Ben dua ederken isminde dururdum,
Sen ismimi bile anmazdın.
Bir gün anladım;
Her savaş, kazananı kaybedenine göre değişir.
Ben seni korumak için kendimden vazgeçtim,
Sen beni unutmak için kendine yettin.
Gözlerimin altında bir yorgunluk,
Kalbimin ortasında hâlâ senin suskunluğun…
Ne garip değil mi?
Bir sevda, bir kalpte büyür,
Öbür kalpte biter;
Ve her bitişte biri ölür,
Diğeri sadece “rahatlar.”
Ben seni anlatamadım,
Belki de sen anlatılacak kadar derin değildin.
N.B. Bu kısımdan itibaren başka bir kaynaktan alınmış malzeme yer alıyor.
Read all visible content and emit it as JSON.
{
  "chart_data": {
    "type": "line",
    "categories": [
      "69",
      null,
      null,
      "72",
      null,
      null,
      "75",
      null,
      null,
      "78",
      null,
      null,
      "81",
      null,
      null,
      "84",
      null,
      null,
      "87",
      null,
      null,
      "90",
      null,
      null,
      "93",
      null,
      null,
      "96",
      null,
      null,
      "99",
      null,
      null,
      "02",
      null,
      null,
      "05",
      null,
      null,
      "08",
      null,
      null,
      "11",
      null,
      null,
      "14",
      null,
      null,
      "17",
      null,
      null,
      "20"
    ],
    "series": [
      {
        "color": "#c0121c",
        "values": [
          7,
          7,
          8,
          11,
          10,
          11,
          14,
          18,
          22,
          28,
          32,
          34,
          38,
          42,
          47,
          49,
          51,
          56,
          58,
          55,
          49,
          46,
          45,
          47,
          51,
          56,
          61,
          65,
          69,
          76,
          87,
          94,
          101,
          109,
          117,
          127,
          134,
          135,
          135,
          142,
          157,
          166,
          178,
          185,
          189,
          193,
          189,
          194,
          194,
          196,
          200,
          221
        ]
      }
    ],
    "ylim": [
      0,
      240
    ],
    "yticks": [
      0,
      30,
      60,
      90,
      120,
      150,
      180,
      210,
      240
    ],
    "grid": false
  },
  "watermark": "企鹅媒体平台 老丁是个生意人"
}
Bir hikâyeyi yarım bırakmak kolay,
Ama o hikâyede yaşamak — işte o zordu.
Her gece kalemimle konuştum,
Kağıt anladı, sen anlamadın.
Bir kelimenin ucuna bin dua gizledim,
Bir bakışına bin umut,
Bir sessizliğine bin fırtına…
Ben kendimi unuttum seni hatırlarken,
Sen beni unuttun, kendini bile hatırlamadın.
Bir rüya gibi geçtin;
Ben o rüyadan uyanamadım.
Şimdi ne yapsam, hangi sokaktan dönsem
Bir iz kalıyor sende başlayan…
Bir şarkı, bir koku, bir yağmur sesi —
Hepsi senden geçiyor, hepsi sana dokunuyor.
Ve ben hâlâ savaşıyorum;
Artık seni değil,
Sana rağmen içimde kalan beni kurtarmaya çalışıyorum.
Çünkü bilirim,
Bazı kayıplar aslında kazanır,
Bazı gidenler aslında kalır,
Bazı susanlar — haykırır…
Ben seni kaybetmemek için kendimle savaştım,
Sen beni kaybederken hiç savaşmadın.
Ama olsun…
Ben bir savaşı kaybettim belki,
Ama bir adam gibi sevmeyi kazandım.
Kadir TURGUT
5.0
100% (4)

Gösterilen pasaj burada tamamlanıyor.